ADO.NET を使うと楽観的同時実行制御を容易に実装できる事、そして、超有名な「楽観的ロックでいいじゃん!」のお陰で、楽観的同時実行制御は、特に Web アプリケーション開発では広く使われているのではないでしょうか。勿論、大概のアプリケーションでは楽観的同時実行制御で十分なのかもしれません。しかし「楽観的同時実行制御こそが正義だ」と盲信されかねない空気に警鐘を鳴らす為にも、今一度考えてみましょう。
まず、楽観的同時実行制御、悲観的同時実行制御とは何なのかを整理してみます。先でも紹介した大西彰さんの記事には、悲観的ロックと楽観的ロックを対比してまとめてくれています(もう 2 年以上前の記事ですね。読んだ事がない人は是非一読を)。
「楽観的ロックでいいじゃん! 」より
悲観的ロック:ステートフルなロック
更新したい対象のリソースを照会して取得した直後から更新が終わるまでロックを維持すること => ロック時間は長時間で、ロックは独占的
楽観的ロック:(ほぼ)ステートレスなロック
更新したい対象のリソースを照会してもロックはかけず、本当に更新が必要になった段階でその対象リソースをロックすること => ロック時間は短時間で、ロックは非独占的
「データベースのコンテキストで言うロック」の話で言えば、その通りでしょう。更に、どうして「悲観的」「楽観的」と表現するのかも付け加えて「同時実行制御」という概念で整理してみます。
悲観的同時実行制御
衝突が頻繁に発生する事が前提の同時実行制御
楽観的同時実行制御
衝突が殆ど起こらない事が前提の同時実行制御
つまり「競合・衝突が全く、あるいは殆ど起こらないために、衝突に関しては楽観的に考えてよい」のが楽観的同時実行制御であり、「競合・衝突が殆どにおいて発生し、トランザクション量も多いため、衝突に関しては悲観的に考えなければならない」のが悲観的同時実行制御です。

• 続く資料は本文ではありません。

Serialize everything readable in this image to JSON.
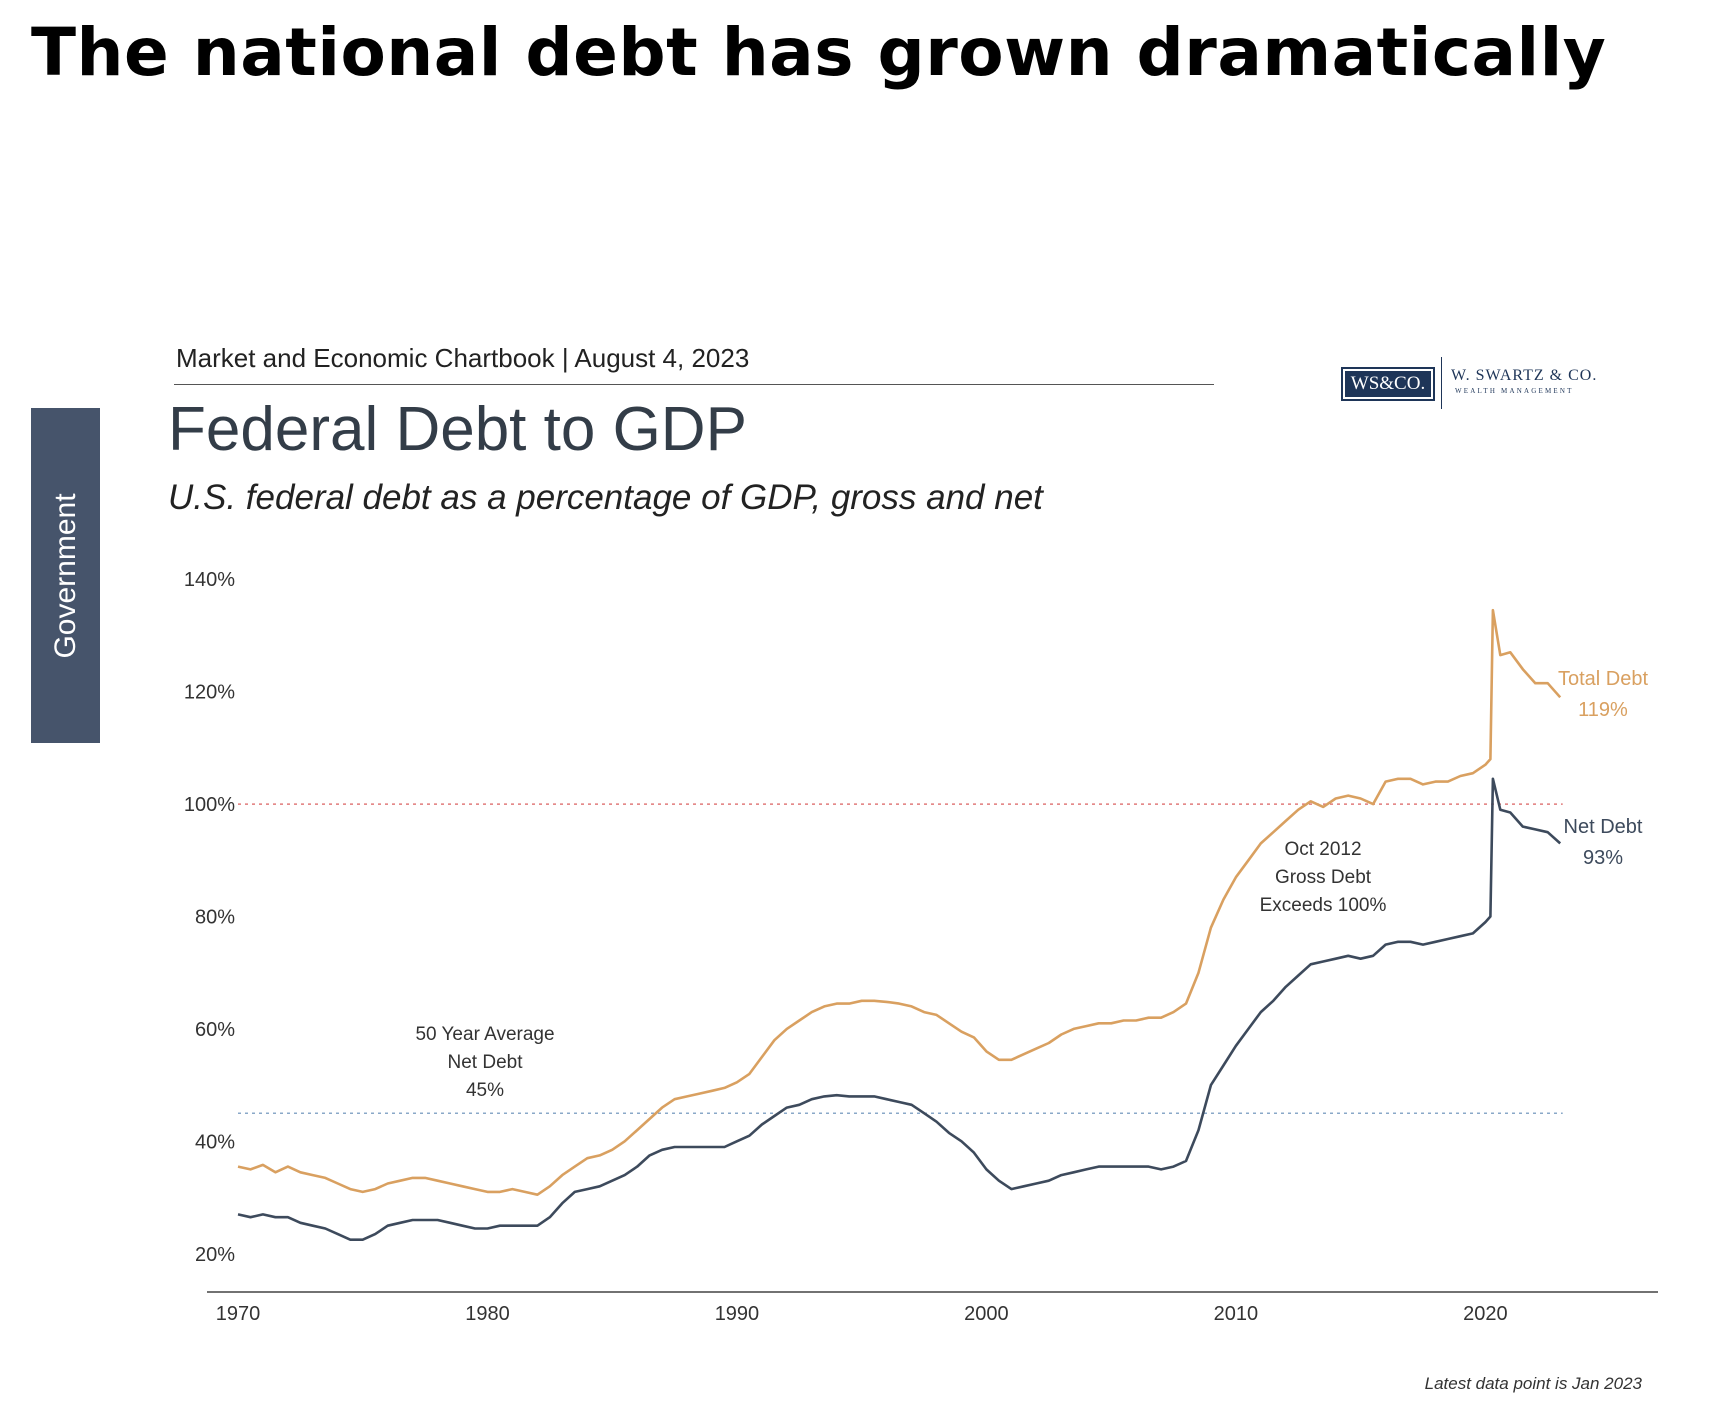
{
  "headline": "The national debt has grown dramatically",
  "chartbook_label": "Market and Economic Chartbook | August 4, 2023",
  "side_tab": "Government",
  "logo": {
    "box": "WS&CO.",
    "name": "W. SWARTZ & CO.",
    "sub": "WEALTH MANAGEMENT"
  },
  "footnote": "Latest data point is Jan 2023",
  "colors": {
    "total": "#d9a060",
    "net": "#3d4a5c",
    "ref100": "#e07a7a",
    "avg": "#8aa8c8",
    "axis": "#333333"
  },
  "chart_data": {
    "type": "line",
    "title": "Federal Debt to GDP",
    "subtitle": "U.S. federal debt as a percentage of GDP, gross and net",
    "xlim": [
      1970,
      2027
    ],
    "ylim": [
      18,
      142
    ],
    "x_ticks": [
      1970,
      1980,
      1990,
      2000,
      2010,
      2020
    ],
    "y_ticks": [
      20,
      40,
      60,
      80,
      100,
      120,
      140
    ],
    "y_tick_labels": [
      "20%",
      "40%",
      "60%",
      "80%",
      "100%",
      "120%",
      "140%"
    ],
    "grid": false,
    "series": [
      {
        "key": "total",
        "points": [
          [
            1970,
            35.5
          ],
          [
            1970.5,
            35
          ],
          [
            1971,
            35.8
          ],
          [
            1971.5,
            34.5
          ],
          [
            1972,
            35.5
          ],
          [
            1972.5,
            34.5
          ],
          [
            1973,
            34
          ],
          [
            1973.5,
            33.5
          ],
          [
            1974,
            32.5
          ],
          [
            1974.5,
            31.5
          ],
          [
            1975,
            31
          ],
          [
            1975.5,
            31.5
          ],
          [
            1976,
            32.5
          ],
          [
            1976.5,
            33
          ],
          [
            1977,
            33.5
          ],
          [
            1977.5,
            33.5
          ],
          [
            1978,
            33
          ],
          [
            1978.5,
            32.5
          ],
          [
            1979,
            32
          ],
          [
            1979.5,
            31.5
          ],
          [
            1980,
            31
          ],
          [
            1980.5,
            31
          ],
          [
            1981,
            31.5
          ],
          [
            1981.5,
            31
          ],
          [
            1982,
            30.5
          ],
          [
            1982.5,
            32
          ],
          [
            1983,
            34
          ],
          [
            1983.5,
            35.5
          ],
          [
            1984,
            37
          ],
          [
            1984.5,
            37.5
          ],
          [
            1985,
            38.5
          ],
          [
            1985.5,
            40
          ],
          [
            1986,
            42
          ],
          [
            1986.5,
            44
          ],
          [
            1987,
            46
          ],
          [
            1987.5,
            47.5
          ],
          [
            1988,
            48
          ],
          [
            1988.5,
            48.5
          ],
          [
            1989,
            49
          ],
          [
            1989.5,
            49.5
          ],
          [
            1990,
            50.5
          ],
          [
            1990.5,
            52
          ],
          [
            1991,
            55
          ],
          [
            1991.5,
            58
          ],
          [
            1992,
            60
          ],
          [
            1992.5,
            61.5
          ],
          [
            1993,
            63
          ],
          [
            1993.5,
            64
          ],
          [
            1994,
            64.5
          ],
          [
            1994.5,
            64.5
          ],
          [
            1995,
            65
          ],
          [
            1995.5,
            65
          ],
          [
            1996,
            64.8
          ],
          [
            1996.5,
            64.5
          ],
          [
            1997,
            64
          ],
          [
            1997.5,
            63
          ],
          [
            1998,
            62.5
          ],
          [
            1998.5,
            61
          ],
          [
            1999,
            59.5
          ],
          [
            1999.5,
            58.5
          ],
          [
            2000,
            56
          ],
          [
            2000.5,
            54.5
          ],
          [
            2001,
            54.5
          ],
          [
            2001.5,
            55.5
          ],
          [
            2002,
            56.5
          ],
          [
            2002.5,
            57.5
          ],
          [
            2003,
            59
          ],
          [
            2003.5,
            60
          ],
          [
            2004,
            60.5
          ],
          [
            2004.5,
            61
          ],
          [
            2005,
            61
          ],
          [
            2005.5,
            61.5
          ],
          [
            2006,
            61.5
          ],
          [
            2006.5,
            62
          ],
          [
            2007,
            62
          ],
          [
            2007.5,
            63
          ],
          [
            2008,
            64.5
          ],
          [
            2008.5,
            70
          ],
          [
            2009,
            78
          ],
          [
            2009.5,
            83
          ],
          [
            2010,
            87
          ],
          [
            2010.5,
            90
          ],
          [
            2011,
            93
          ],
          [
            2011.5,
            95
          ],
          [
            2012,
            97
          ],
          [
            2012.5,
            99
          ],
          [
            2013,
            100.5
          ],
          [
            2013.5,
            99.5
          ],
          [
            2014,
            101
          ],
          [
            2014.5,
            101.5
          ],
          [
            2015,
            101
          ],
          [
            2015.5,
            100
          ],
          [
            2016,
            104
          ],
          [
            2016.5,
            104.5
          ],
          [
            2017,
            104.5
          ],
          [
            2017.5,
            103.5
          ],
          [
            2018,
            104
          ],
          [
            2018.5,
            104
          ],
          [
            2019,
            105
          ],
          [
            2019.5,
            105.5
          ],
          [
            2020,
            107
          ],
          [
            2020.2,
            108
          ],
          [
            2020.3,
            134.5
          ],
          [
            2020.6,
            126.5
          ],
          [
            2021,
            127
          ],
          [
            2021.5,
            124
          ],
          [
            2022,
            121.5
          ],
          [
            2022.5,
            121.5
          ],
          [
            2023,
            119
          ]
        ]
      },
      {
        "key": "net",
        "points": [
          [
            1970,
            27
          ],
          [
            1970.5,
            26.5
          ],
          [
            1971,
            27
          ],
          [
            1971.5,
            26.5
          ],
          [
            1972,
            26.5
          ],
          [
            1972.5,
            25.5
          ],
          [
            1973,
            25
          ],
          [
            1973.5,
            24.5
          ],
          [
            1974,
            23.5
          ],
          [
            1974.5,
            22.5
          ],
          [
            1975,
            22.5
          ],
          [
            1975.5,
            23.5
          ],
          [
            1976,
            25
          ],
          [
            1976.5,
            25.5
          ],
          [
            1977,
            26
          ],
          [
            1977.5,
            26
          ],
          [
            1978,
            26
          ],
          [
            1978.5,
            25.5
          ],
          [
            1979,
            25
          ],
          [
            1979.5,
            24.5
          ],
          [
            1980,
            24.5
          ],
          [
            1980.5,
            25
          ],
          [
            1981,
            25
          ],
          [
            1981.5,
            25
          ],
          [
            1982,
            25
          ],
          [
            1982.5,
            26.5
          ],
          [
            1983,
            29
          ],
          [
            1983.5,
            31
          ],
          [
            1984,
            31.5
          ],
          [
            1984.5,
            32
          ],
          [
            1985,
            33
          ],
          [
            1985.5,
            34
          ],
          [
            1986,
            35.5
          ],
          [
            1986.5,
            37.5
          ],
          [
            1987,
            38.5
          ],
          [
            1987.5,
            39
          ],
          [
            1988,
            39
          ],
          [
            1988.5,
            39
          ],
          [
            1989,
            39
          ],
          [
            1989.5,
            39
          ],
          [
            1990,
            40
          ],
          [
            1990.5,
            41
          ],
          [
            1991,
            43
          ],
          [
            1991.5,
            44.5
          ],
          [
            1992,
            46
          ],
          [
            1992.5,
            46.5
          ],
          [
            1993,
            47.5
          ],
          [
            1993.5,
            48
          ],
          [
            1994,
            48.2
          ],
          [
            1994.5,
            48
          ],
          [
            1995,
            48
          ],
          [
            1995.5,
            48
          ],
          [
            1996,
            47.5
          ],
          [
            1996.5,
            47
          ],
          [
            1997,
            46.5
          ],
          [
            1997.5,
            45
          ],
          [
            1998,
            43.5
          ],
          [
            1998.5,
            41.5
          ],
          [
            1999,
            40
          ],
          [
            1999.5,
            38
          ],
          [
            2000,
            35
          ],
          [
            2000.5,
            33
          ],
          [
            2001,
            31.5
          ],
          [
            2001.5,
            32
          ],
          [
            2002,
            32.5
          ],
          [
            2002.5,
            33
          ],
          [
            2003,
            34
          ],
          [
            2003.5,
            34.5
          ],
          [
            2004,
            35
          ],
          [
            2004.5,
            35.5
          ],
          [
            2005,
            35.5
          ],
          [
            2005.5,
            35.5
          ],
          [
            2006,
            35.5
          ],
          [
            2006.5,
            35.5
          ],
          [
            2007,
            35
          ],
          [
            2007.5,
            35.5
          ],
          [
            2008,
            36.5
          ],
          [
            2008.5,
            42
          ],
          [
            2009,
            50
          ],
          [
            2009.5,
            53.5
          ],
          [
            2010,
            57
          ],
          [
            2010.5,
            60
          ],
          [
            2011,
            63
          ],
          [
            2011.5,
            65
          ],
          [
            2012,
            67.5
          ],
          [
            2012.5,
            69.5
          ],
          [
            2013,
            71.5
          ],
          [
            2013.5,
            72
          ],
          [
            2014,
            72.5
          ],
          [
            2014.5,
            73
          ],
          [
            2015,
            72.5
          ],
          [
            2015.5,
            73
          ],
          [
            2016,
            75
          ],
          [
            2016.5,
            75.5
          ],
          [
            2017,
            75.5
          ],
          [
            2017.5,
            75
          ],
          [
            2018,
            75.5
          ],
          [
            2018.5,
            76
          ],
          [
            2019,
            76.5
          ],
          [
            2019.5,
            77
          ],
          [
            2020,
            79
          ],
          [
            2020.2,
            80
          ],
          [
            2020.3,
            104.5
          ],
          [
            2020.6,
            99
          ],
          [
            2021,
            98.5
          ],
          [
            2021.5,
            96
          ],
          [
            2022,
            95.5
          ],
          [
            2022.5,
            95
          ],
          [
            2023,
            93
          ]
        ]
      }
    ],
    "reference_lines": [
      {
        "key": "ref100",
        "y": 100
      },
      {
        "key": "avg",
        "y": 45
      }
    ],
    "labels": {
      "total_name": "Total Debt",
      "total_value": "119%",
      "net_name": "Net Debt",
      "net_value": "93%",
      "avg_lines": [
        "50 Year Average",
        "Net Debt",
        "45%"
      ],
      "oct_lines": [
        "Oct 2012",
        "Gross Debt",
        "Exceeds 100%"
      ]
    }
  }
}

ここが肝要であり、よく勘違いされるのが「DBMS のロックメカニズムを使うことが悲観的同時実行制御である」という事です。そのせいか、長時間ロックを回避する為に Web アプリケーション開発では楽観的同時実行制御を大前提に設計をしてしまう事が多々あるようです。しかし、トランザクション量が多く、競合・衝突が頻発するにも関わらず楽観的同時実行制御を行ってしまうと、極端に使い勝手の悪いアプリケーションになってしまいます。また、予約システムのように仮予約されたチケット(または座席)が、いざ購入の段になって「他の人に獲られました」ではクレームの嵐です。仮予約チケットは、他の人が見れないようにロックする必要があります。かといって長時間トランザクション(対話型トランザクション)に DBMS のロックメカニズムを使う訳にはいきません。
ここで考えられるのが、独力で同時実行制御を作り込む事です。「.NETエンタープライズWebアプリケーション開発技術大全〈Vol.5〉トランザクション設計編」では「業務排他制御」と表現されています。「悲観的ロックを使わないで悲観的同時実行制御を行う」とでも表現しましょうか。テーブルに排他制御専用の列を 2 つ 3 つ追加し、編集ステータスや編集開始日時などをチェックすれば良いだけで、実装自体は比較的容易(※1)です。
そうやって考えてみると、クライアントユーザー数が多いであろう Web アプリケーションの方が楽観的同時実行制御には向いていないとさえ言えます(※2)。楽観的同時実行制御が向いているのは、マスタデータメンテナンス等を行う、クライアントユーザー数の限られた Windows アプリケーション等(※3)ではないでしょうか。
「Web アプリケーションでは悲観ロックはあり得ない。楽観同時実行制御こそが正」と決めつける前に、よくよく仕様を揉んでみましょう。その要件は楽観的に考えられるでしょうか?
(※1)実装は容易でも、業務フローの難易度は高くなるでしょう。
(※2)勿論、ユーザー数が多くても、大半のユーザーが参照アクションしか行わないのであれば、その限りではありません。
(※3)勿論、Web アプリケーションでも在り得ますが。